Parallel QR Factorization of Block Low-Rank Matrices

TL;DR

This paper introduces two novel parallel algorithms for QR factorization of Block Low-Rank matrices, demonstrating significant speedups and robustness over traditional dense QR methods on large matrices.

Contribution

The paper presents two new parallel Householder QR algorithms tailored for BLR matrices, improving efficiency and robustness compared to existing methods.

Findings

BLR-QR methods are over ten times faster than dense QR in MKL.

Parallel tiled BLR-QR achieves 50x speedup on 64-core CPU.

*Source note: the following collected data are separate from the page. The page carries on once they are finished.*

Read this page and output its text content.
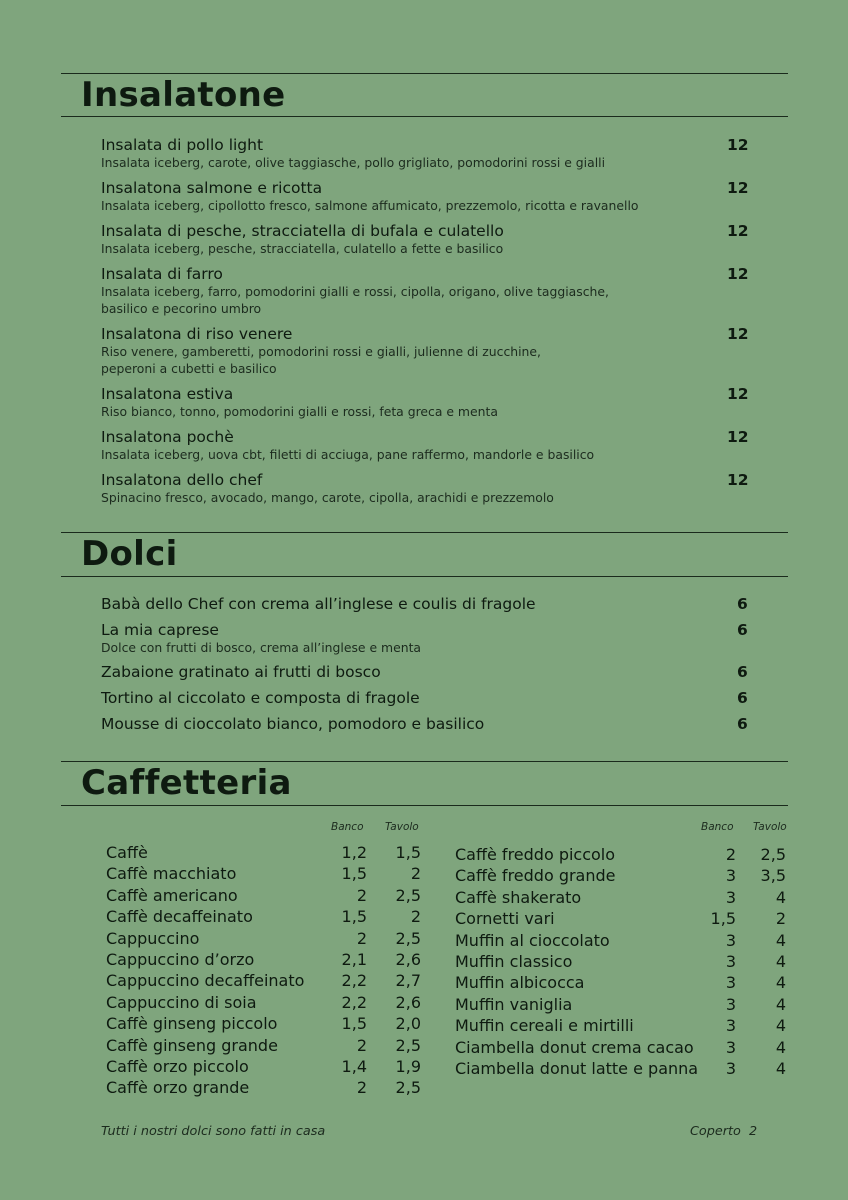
Insalatone
Insalata di pollo light
Insalata iceberg, carote, olive taggiasche, pollo grigliato, pomodorini rossi e gialli
12
Insalatona salmone e ricotta
Insalata iceberg, cipollotto fresco, salmone affumicato, prezzemolo, ricotta e ravanello
12
Insalata di pesche, stracciatella di bufala e culatello
Insalata iceberg, pesche, stracciatella, culatello a fette e basilico
12
Insalata di farro
Insalata iceberg, farro, pomodorini gialli e rossi, cipolla, origano, olive taggiasche,
basilico e pecorino umbro
12
Insalatona di riso venere
Riso venere, gamberetti, pomodorini rossi e gialli, julienne di zucchine,
peperoni a cubetti e basilico
12
Insalatona estiva
Riso bianco, tonno, pomodorini gialli e rossi, feta greca e menta
12
Insalatona pochè
Insalata iceberg, uova cbt, filetti di acciuga, pane raffermo, mandorle e basilico
12
Insalatona dello chef
Spinacino fresco, avocado, mango, carote, cipolla, arachidi e prezzemolo
12
Dolci
Babà dello Chef con crema all’inglese e coulis di fragole	6
La mia caprese
Dolce con frutti di bosco, crema all’inglese e menta
6
Zabaione gratinato ai frutti di bosco	6
Tortino al ciccolato e composta di fragole	6
Mousse di cioccolato bianco, pomodoro e basilico	6
Caffetteria
Banco Tavolo
Caffè	1,2	1,5
Caffè macchiato	1,5	2
Caffè americano	2	2,5
Caffè decaffeinato	1,5	2
Cappuccino	2	2,5
Cappuccino d’orzo	2,1	2,6
Cappuccino decaffeinato	2,2	2,7
Cappuccino di soia	2,2	2,6
Caffè ginseng piccolo	1,5	2,0
Caffè ginseng grande	2	2,5
Caffè orzo piccolo	1,4	1,9
Caffè orzo grande	2	2,5
Banco Tavolo
Caffè freddo piccolo	2	2,5
Caffè freddo grande	3	3,5
Caffè shakerato	3	4
Cornetti vari	1,5	2
Muffin al cioccolato	3	4
Muffin classico	3	4
Muffin albicocca	3	4
Muffin vaniglia	3	4
Muffin cereali e mirtilli	3	4
Ciambella donut crema cacao	3	4
Ciambella donut latte e panna	3	4
Tutti i nostri dolci sono fatti in casa	Coperto  2
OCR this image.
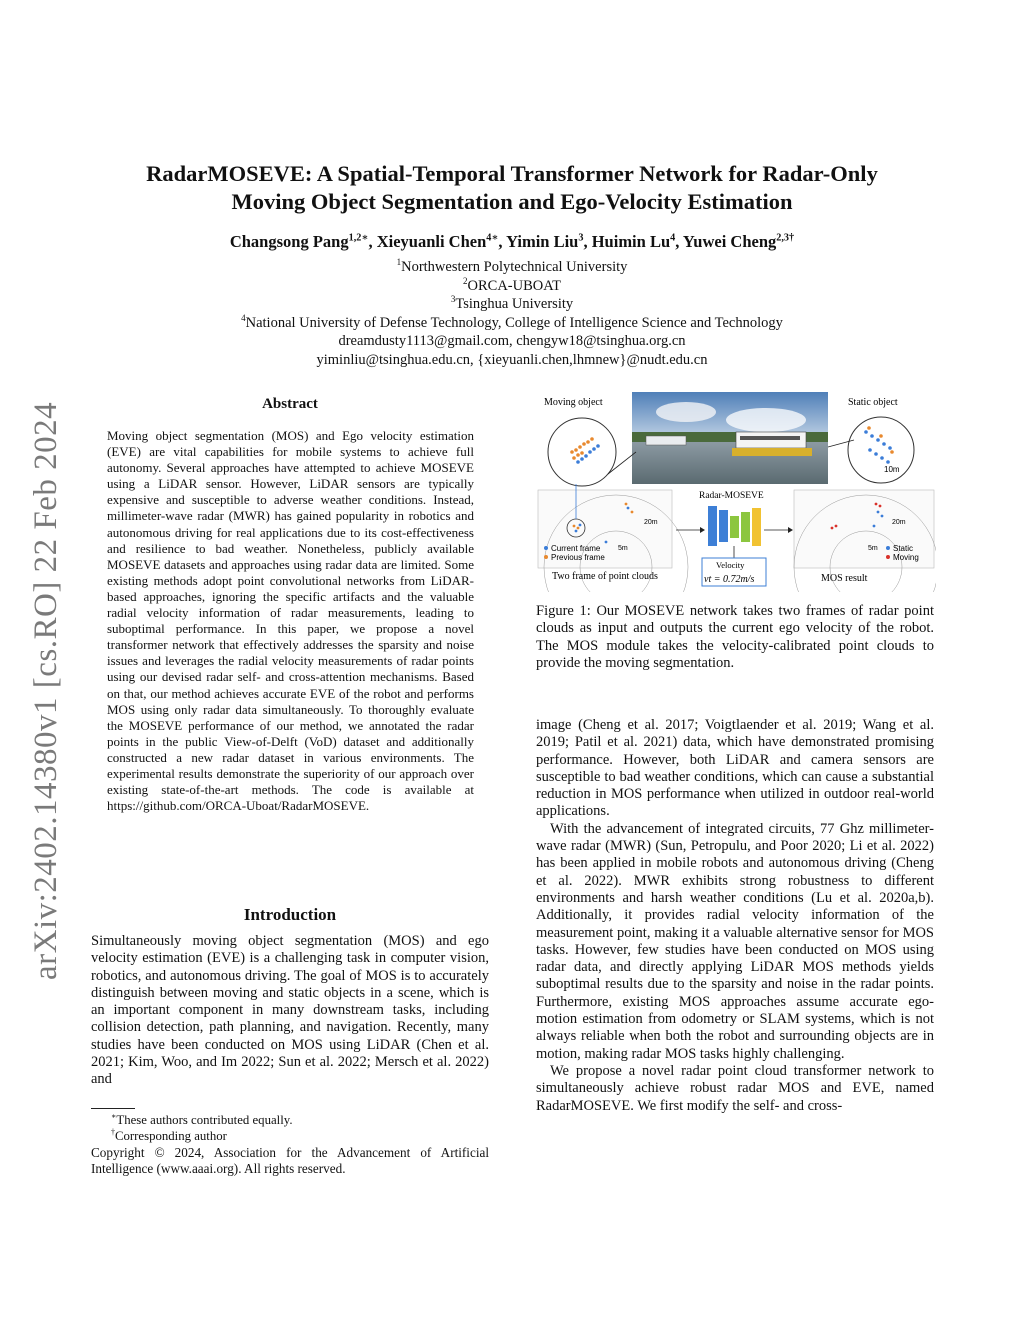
arXiv:2402.14380v1 [cs.RO] 22 Feb 2024
RadarMOSEVE: A Spatial-Temporal Transformer Network for Radar-Only
Moving Object Segmentation and Ego-Velocity Estimation
Changsong Pang$^{1,2∗}$, Xieyuanli Chen$^{4∗}$, Yimin Liu$^3$, Huimin Lu$^4$, Yuwei Cheng$^{2,3\dagger}$
$^1$Northwestern Polytechnical University
$^2$ORCA-UBOAT
$^3$Tsinghua University
$^4$National University of Defense Technology, College of Intelligence Science and Technology
dreamdusty1113@gmail.com, chengyw18@tsinghua.org.cn
yiminliu@tsinghua.edu.cn, {xieyuanli.chen,lhmnew}@nudt.edu.cn
Abstract
Moving object segmentation (MOS) and Ego velocity estimation (EVE) are vital capabilities for mobile systems to achieve full autonomy. Several approaches have attempted to achieve MOSEVE using a LiDAR sensor. However, LiDAR sensors are typically expensive and susceptible to adverse weather conditions. Instead, millimeter-wave radar (MWR) has gained popularity in robotics and autonomous driving for real applications due to its cost-effectiveness and resilience to bad weather. Nonetheless, publicly available MOSEVE datasets and approaches using radar data are limited. Some existing methods adopt point convolutional networks from LiDAR-based approaches, ignoring the specific artifacts and the valuable radial velocity information of radar measurements, leading to suboptimal performance. In this paper, we propose a novel transformer network that effectively addresses the sparsity and noise issues and leverages the radial velocity measurements of radar points using our devised radar self- and cross-attention mechanisms. Based on that, our method achieves accurate EVE of the robot and performs MOS using only radar data simultaneously. To thoroughly evaluate the MOSEVE performance of our method, we annotated the radar points in the public View-of-Delft (VoD) dataset and additionally constructed a new radar dataset in various environments. The experimental results demonstrate the superiority of our approach over existing state-of-the-art methods. The code is available at https://github.com/ORCA-Uboat/RadarMOSEVE.
Introduction
Simultaneously moving object segmentation (MOS) and ego velocity estimation (EVE) is a challenging task in computer vision, robotics, and autonomous driving. The goal of MOS is to accurately distinguish between moving and static objects in a scene, which is an important component in many downstream tasks, including collision detection, path planning, and navigation. Recently, many studies have been conducted on MOS using LiDAR (Chen et al. 2021; Kim, Woo, and Im 2022; Sun et al. 2022; Mersch et al. 2022) and
∗These authors contributed equally.
†Corresponding author
Copyright © 2024, Association for the Advancement of Artificial Intelligence (www.aaai.org). All rights reserved.
Moving object	Static object
10m
20m
5m
Current frame
Previous frame
Two frame of point clouds
Radar-MOSEVE
Velocity
vt = 0.72m/s
20m
5m Static
Moving
MOS result
Figure 1: Our MOSEVE network takes two frames of radar point clouds as input and outputs the current ego velocity of the robot. The MOS module takes the velocity-calibrated point clouds to provide the moving segmentation.

image (Cheng et al. 2017; Voigtlaender et al. 2019; Wang et al. 2019; Patil et al. 2021) data, which have demonstrated promising performance. However, both LiDAR and camera sensors are susceptible to bad weather conditions, which can cause a substantial reduction in MOS performance when utilized in outdoor real-world applications.

With the advancement of integrated circuits, 77 Ghz millimeter-wave radar (MWR) (Sun, Petropulu, and Poor 2020; Li et al. 2022) has been applied in mobile robots and autonomous driving (Cheng et al. 2022). MWR exhibits strong robustness to different environments and harsh weather conditions (Lu et al. 2020a,b). Additionally, it provides radial velocity information of the measurement point, making it a valuable alternative sensor for MOS tasks. However, few studies have been conducted on MOS using radar data, and directly applying LiDAR MOS methods yields suboptimal results due to the sparsity and noise in the radar points. Furthermore, existing MOS approaches assume accurate ego-motion estimation from odometry or SLAM systems, which is not always reliable when both the robot and surrounding objects are in motion, making radar MOS tasks highly challenging.

We propose a novel radar point cloud transformer network to simultaneously achieve robust radar MOS and EVE, named RadarMOSEVE. We first modify the self- and cross-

The proposed methods handle ill-conditioned matrices better than MGS-based approaches.

Abstract

We present two new algorithms for Householder QR factorization of Block Low-Rank (BLR) matrices: one that performs block-column-wise QR, and another that is based on tiled QR. We show how the block-column-wise algorithm exploits BLR structure to achieve arithmetic complexity of $\mathcal{O}(mn)$, while the tiled BLR-QR exhibits $\mathcal{O}(mn^{1.5})$ complexity. However, the tiled BLR-QR has finer task granularity that allows parallel task-based execution on shared memory systems. We compare the block-column-wise BLR-QR using fork-join parallelism with tiled BLR-QR using task-based parallelism. We also compare these two implementations of Householder BLR-QR with a block-column-wise Modified Gram-Schmidt (MGS) BLR-QR using fork-join parallelism, and a state-of-the-art vendor-optimized dense Householder QR in Intel MKL. For a matrix of size 131k $\times$ 65k, all BLR methods are more than an order of magnitude faster than the dense QR in MKL. Our methods are also robust to ill-conditioning and produce better orthogonal factors than the existing MGS-based method. On a CPU with 64 cores, our parallel tiled Householder and block-column-wise Householder algorithms show a speedup of 50 and 37 times, respectively.